Como ya me conozco desde hace muchos años, sé perfectamente que el único modo de no volver de dicho retiro es mantenerme al margen de noticias, blogs amigos, redes sociales, etcétera, algo que hasta el momento ha funcionado. No obstante, “la gran G” se empeña en notificarme cuando soy mencionado en su red social, y de este modo tuve constancia de la iniciativa encabezada por Yoyo en su blog.

Desde el mismo instante de la lectura del artículo supe que acabaría redactando uno de agradecimiento.
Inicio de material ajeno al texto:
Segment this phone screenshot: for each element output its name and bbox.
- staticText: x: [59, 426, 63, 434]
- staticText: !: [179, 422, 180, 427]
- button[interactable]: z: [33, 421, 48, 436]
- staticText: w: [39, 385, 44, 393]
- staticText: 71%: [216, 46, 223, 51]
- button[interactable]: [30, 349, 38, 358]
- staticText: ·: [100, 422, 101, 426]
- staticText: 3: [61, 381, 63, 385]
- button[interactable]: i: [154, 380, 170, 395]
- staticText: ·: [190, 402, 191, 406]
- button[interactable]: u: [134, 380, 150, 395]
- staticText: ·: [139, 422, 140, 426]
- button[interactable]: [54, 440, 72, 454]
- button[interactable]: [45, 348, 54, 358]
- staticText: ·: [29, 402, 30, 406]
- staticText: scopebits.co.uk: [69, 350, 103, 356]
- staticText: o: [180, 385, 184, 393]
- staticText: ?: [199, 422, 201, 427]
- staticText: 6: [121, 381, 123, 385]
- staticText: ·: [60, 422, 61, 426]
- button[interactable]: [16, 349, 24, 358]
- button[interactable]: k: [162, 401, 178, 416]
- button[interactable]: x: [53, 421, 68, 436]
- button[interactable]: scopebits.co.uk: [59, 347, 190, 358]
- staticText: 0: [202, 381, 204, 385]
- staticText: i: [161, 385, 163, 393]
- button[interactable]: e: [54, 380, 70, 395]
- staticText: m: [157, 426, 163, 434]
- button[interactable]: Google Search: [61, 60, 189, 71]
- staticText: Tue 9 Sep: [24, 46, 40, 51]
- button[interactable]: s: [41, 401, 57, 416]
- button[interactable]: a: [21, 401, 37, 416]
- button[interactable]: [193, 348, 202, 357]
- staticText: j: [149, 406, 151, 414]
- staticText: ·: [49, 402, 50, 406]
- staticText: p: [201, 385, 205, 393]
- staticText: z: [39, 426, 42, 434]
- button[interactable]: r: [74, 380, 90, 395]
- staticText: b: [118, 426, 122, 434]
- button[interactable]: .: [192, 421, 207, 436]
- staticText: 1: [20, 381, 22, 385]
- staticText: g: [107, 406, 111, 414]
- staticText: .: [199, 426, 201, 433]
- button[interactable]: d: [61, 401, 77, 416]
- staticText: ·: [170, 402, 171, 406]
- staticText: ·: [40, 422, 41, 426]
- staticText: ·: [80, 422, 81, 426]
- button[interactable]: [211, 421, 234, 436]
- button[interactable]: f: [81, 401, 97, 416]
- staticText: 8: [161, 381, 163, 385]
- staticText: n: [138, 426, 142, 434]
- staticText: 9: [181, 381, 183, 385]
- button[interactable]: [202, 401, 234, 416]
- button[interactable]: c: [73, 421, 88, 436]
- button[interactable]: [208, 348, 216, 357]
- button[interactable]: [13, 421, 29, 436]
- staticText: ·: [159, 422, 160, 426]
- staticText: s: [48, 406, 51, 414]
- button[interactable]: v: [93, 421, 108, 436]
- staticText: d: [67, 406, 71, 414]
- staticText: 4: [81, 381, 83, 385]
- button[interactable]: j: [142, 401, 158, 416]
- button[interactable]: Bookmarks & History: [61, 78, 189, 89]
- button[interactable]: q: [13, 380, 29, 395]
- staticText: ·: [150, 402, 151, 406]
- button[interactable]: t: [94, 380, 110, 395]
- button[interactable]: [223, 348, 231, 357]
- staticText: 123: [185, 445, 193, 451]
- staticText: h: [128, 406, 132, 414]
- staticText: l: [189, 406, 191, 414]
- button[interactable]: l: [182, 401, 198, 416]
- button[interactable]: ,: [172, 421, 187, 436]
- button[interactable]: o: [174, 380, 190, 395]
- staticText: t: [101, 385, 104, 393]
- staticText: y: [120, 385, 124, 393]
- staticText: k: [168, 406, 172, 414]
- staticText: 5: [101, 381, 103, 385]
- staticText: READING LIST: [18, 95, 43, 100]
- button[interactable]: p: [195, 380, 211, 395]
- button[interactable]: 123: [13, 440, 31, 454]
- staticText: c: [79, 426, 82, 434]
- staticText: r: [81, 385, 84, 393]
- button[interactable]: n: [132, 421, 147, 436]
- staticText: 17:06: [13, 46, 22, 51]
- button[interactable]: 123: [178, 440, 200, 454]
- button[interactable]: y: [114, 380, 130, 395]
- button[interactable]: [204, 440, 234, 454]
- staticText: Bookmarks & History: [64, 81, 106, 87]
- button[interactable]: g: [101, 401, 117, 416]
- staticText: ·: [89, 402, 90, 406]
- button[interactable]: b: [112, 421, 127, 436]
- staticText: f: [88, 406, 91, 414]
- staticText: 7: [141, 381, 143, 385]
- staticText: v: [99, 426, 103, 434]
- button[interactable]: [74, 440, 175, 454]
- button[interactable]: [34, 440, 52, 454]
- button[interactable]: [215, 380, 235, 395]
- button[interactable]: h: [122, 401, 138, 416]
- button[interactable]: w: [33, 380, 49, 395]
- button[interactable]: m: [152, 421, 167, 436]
En algunos de los escritos que han secundado la idea he dejado comentarios, pero como la bola de nieve sigue creciendo y no quiero que nadie se sienta menospreciado, permitidme usar el presente texto para dar las gracias, con la mano en el corazón en lugar de ante la webcam, a todos vosotros que conformáis la gran comunidad del software libre. Vuestra generosidad no tiene límites.

No creo ser merecedor de tanto halago, lo afirmo sin falsa modestia, creédme. Solamente soy un tipo normal que un día de 2007 redescubrió GNU/Linux de la mano de Ubuntu Feisty, entrando en la tantas veces comentada espiral de instalar-probar-personalizar y vuelta a empezar. Alguien que un día descubrió que sus anotaciones sobre los sistemas operativos que continuamente instalaba podían ser útiles a otros usuarios. Alguien a quien le divertía escribir sobre ello y establecer calificaciones y estadísticas. Solo eso.